Linying, a rising voice out of Singapore, is a recent signee to the Canadian label Nettwerk, and even grabbed the attention of Troye Sivan in a recent video. Hear “Happiness” below.
What are you up to right now — describe your surroundings.
I’m alone in a very noisy, gaudy dimsum restaurant in East LA. There’s a curved entryway of very ornate columns in front of me and I’m sitting under an enormous seashell-shaped chandelier – fluorescent lighting everywhere! This was meant to be a quick grocery run but I got sidetracked, somehow convincing myself that I was just going in to “check out the menu.” Now there’s a half-eaten bean curd shrimp roll on my plate… I also just got yelled at by a server, which makes me feel at home. It’s so great!

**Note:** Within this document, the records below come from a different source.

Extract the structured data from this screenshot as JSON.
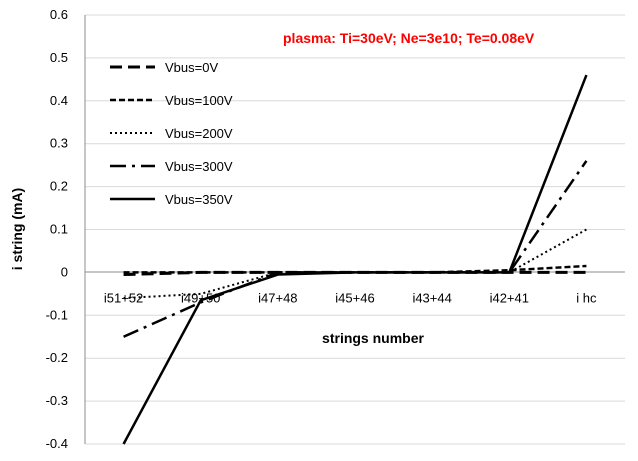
{
  "chart_data": {
    "type": "line",
    "title": "",
    "xlabel": "strings number",
    "ylabel": "i string (mA)",
    "annotation": "plasma: Ti=30eV; Ne=3e10; Te=0.08eV",
    "annotation_color": "#ff0000",
    "categories": [
      "i51+52",
      "i49+50",
      "i47+48",
      "i45+46",
      "i43+44",
      "i42+41",
      "i hc"
    ],
    "ylim": [
      -0.4,
      0.6
    ],
    "yticks": [
      "0.6",
      "0.5",
      "0.4",
      "0.3",
      "0.2",
      "0.1",
      "0",
      "-0.1",
      "-0.2",
      "-0.3",
      "-0.4"
    ],
    "ytick_values": [
      0.6,
      0.5,
      0.4,
      0.3,
      0.2,
      0.1,
      0,
      -0.1,
      -0.2,
      -0.3,
      -0.4
    ],
    "grid": "horizontal",
    "legend_position": "top-left",
    "series": [
      {
        "name": "Vbus=0V",
        "style": "longdash",
        "values": [
          -0.005,
          0.0,
          0.0,
          0.0,
          0.0,
          0.0,
          0.0
        ]
      },
      {
        "name": "Vbus=100V",
        "style": "dash",
        "values": [
          0.0,
          0.0,
          0.0,
          0.0,
          0.0,
          0.005,
          0.015
        ]
      },
      {
        "name": "Vbus=200V",
        "style": "dot",
        "values": [
          -0.06,
          -0.05,
          0.0,
          0.0,
          0.0,
          0.0,
          0.1
        ]
      },
      {
        "name": "Vbus=300V",
        "style": "dashdot",
        "values": [
          -0.15,
          -0.07,
          0.0,
          0.0,
          0.0,
          0.0,
          0.26
        ]
      },
      {
        "name": "Vbus=350V",
        "style": "solid",
        "values": [
          -0.4,
          -0.065,
          -0.005,
          0.0,
          0.0,
          0.0,
          0.46
        ]
      }
    ]
  }
}
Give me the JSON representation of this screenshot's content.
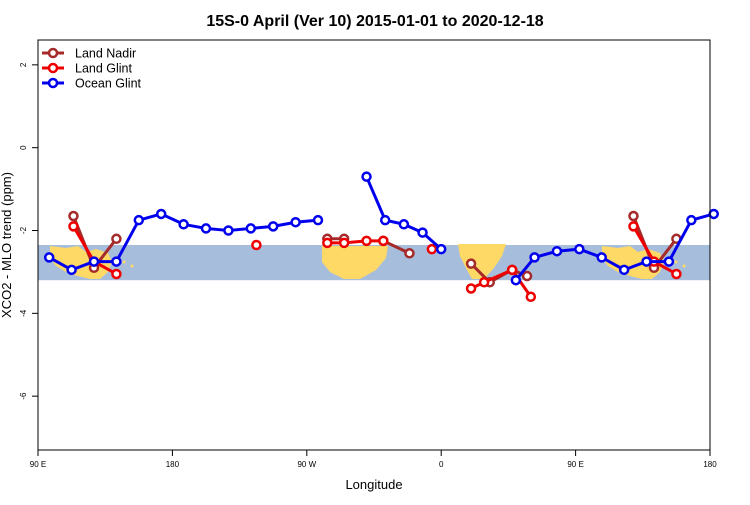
{
  "chart_data": {
    "type": "line",
    "title": "15S-0 April (Ver 10)   2015-01-01 to 2020-12-18",
    "xlabel": "Longitude",
    "ylabel": "XCO2 - MLO trend (ppm)",
    "xlim": [
      90,
      270
    ],
    "ylim": [
      -7.3,
      2.6
    ],
    "x_ticks": [
      {
        "value": 90,
        "label": "90 E"
      },
      {
        "value": 126,
        "label": "180"
      },
      {
        "value": 162,
        "label": "90 W"
      },
      {
        "value": 198,
        "label": "0"
      },
      {
        "value": 234,
        "label": "90 E"
      },
      {
        "value": 270,
        "label": "180"
      }
    ],
    "y_ticks": [
      {
        "value": 2,
        "label": "2"
      },
      {
        "value": 0,
        "label": "0"
      },
      {
        "value": -2,
        "label": "-2"
      },
      {
        "value": -4,
        "label": "-4"
      },
      {
        "value": -6,
        "label": "-6"
      }
    ],
    "grid": false,
    "legend_position": "top-left",
    "map_band": {
      "y_top": -2.35,
      "y_bottom": -3.2,
      "ocean_color": "#a6bddb",
      "land_color": "#ffd966"
    },
    "series": [
      {
        "name": "Land Nadir",
        "color": "#a52a2a",
        "segments": [
          {
            "x": [
              99.5,
              105,
              111
            ],
            "y": [
              -1.65,
              -2.9,
              -2.2
            ]
          },
          {
            "x": [
              167.5,
              172
            ],
            "y": [
              -2.2,
              -2.2
            ]
          },
          {
            "x": [
              182.5,
              189.5
            ],
            "y": [
              -2.25,
              -2.55
            ]
          },
          {
            "x": [
              206,
              211,
              217,
              221
            ],
            "y": [
              -2.8,
              -3.25,
              -2.95,
              -3.1
            ]
          },
          {
            "x": [
              249.5,
              255,
              261
            ],
            "y": [
              -1.65,
              -2.9,
              -2.2
            ]
          }
        ]
      },
      {
        "name": "Land Glint",
        "color": "#ee0000",
        "segments": [
          {
            "x": [
              99.5,
              105,
              111
            ],
            "y": [
              -1.9,
              -2.75,
              -3.05
            ]
          },
          {
            "x": [
              148.5
            ],
            "y": [
              -2.35
            ]
          },
          {
            "x": [
              167.5,
              172,
              178,
              182.5
            ],
            "y": [
              -2.3,
              -2.3,
              -2.25,
              -2.25
            ]
          },
          {
            "x": [
              195.5
            ],
            "y": [
              -2.45
            ]
          },
          {
            "x": [
              206,
              209.5,
              217,
              222
            ],
            "y": [
              -3.4,
              -3.25,
              -2.95,
              -3.6
            ]
          },
          {
            "x": [
              249.5,
              255,
              261
            ],
            "y": [
              -1.9,
              -2.75,
              -3.05
            ]
          }
        ]
      },
      {
        "name": "Ocean Glint",
        "color": "#0000ee",
        "segments": [
          {
            "x": [
              93,
              99,
              105,
              111,
              117,
              123,
              129,
              135,
              141,
              147,
              153,
              159,
              165
            ],
            "y": [
              -2.65,
              -2.95,
              -2.75,
              -2.75,
              -1.75,
              -1.6,
              -1.85,
              -1.95,
              -2.0,
              -1.95,
              -1.9,
              -1.8,
              -1.75
            ]
          },
          {
            "x": [
              178,
              183,
              188,
              193,
              198
            ],
            "y": [
              -0.7,
              -1.75,
              -1.85,
              -2.05,
              -2.45
            ]
          },
          {
            "x": [
              218,
              223,
              229,
              235,
              241,
              247,
              253,
              259,
              265,
              271
            ],
            "y": [
              -3.2,
              -2.65,
              -2.5,
              -2.45,
              -2.65,
              -2.95,
              -2.75,
              -2.75,
              -1.75,
              -1.6
            ]
          }
        ]
      }
    ]
  }
}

What's the story behind “Happiness?”
There’s a disproportionate amount of emotional complexity to “Happiness” for me, for a song that brings me such simple, senseless joy every time I hit play on it! The situation is morally murky, off the bat, with a cosmic shower no girlfriend could possibly approve of, and the way I let our incompatible music tastes slide in the name of the Moment (my Lord, my Savior!) – but I’ve been so scared for so long about what the aftermath of heartbreak would look like that now, watching myself be cared for, attended to, appreciated and savoured like a peach in peak ripeness, feeling a freeness I never thought I’d feel – I’m filled with indescribable relief! In a nutshell: I’m gonna be okay.
What's your earliest music-related memory?
Maybe listening to “Love Potion No. 9” in my parents’ car? My dad was often the one ferrying my brother and I to and from school, and he always had the BBC on, so when Mum was driving we’d get to listen to her music. “Love Potion No. 9” and “Hotel California” were the first two songs I’d ever heard that I remember thinking, “This might be my favorite song,” about. Looking back on it now, something about the jangly minor chords and very vivid storytelling must have captivated young me.
Troye Sivan recently reacted to your song. How did that happen?
It’s wild, isn’t it?! He was on tour in Asia, and a local media outlet named Bandwagon conducted an interview with him, and I think the editor was playing him songs by me and No Rome to get his reaction. I’m very tickled at the point in the video where he breaks a very long silence by saying, “It’s super sexy.”
What's the last album you played in full and really enjoyed, and why did you like it?
Dave Harrington’s new solo record, The Pictures… I’ve been painting to it, running to it, cleaning the kitchen, staring out the window to it all week. I just ordered the limited edition cassette off Bandcamp. I just think it’s so gorgeous, moving and intimate, and I love how every song seamlessly flows into the next. I found myself gravitating to the same songs each time I listened through, and made a note of my favourites (“Love of the Game,” “Talisman” and “My Father’s Name”), but there really isn’t a point because every time I want to hear any part of it I feel I must hear all the parts that came before it. That’s a new feeling for me, and though I know nothing about its back story, it makes me think of loss and memory and consolation, and I think it’s such a special record.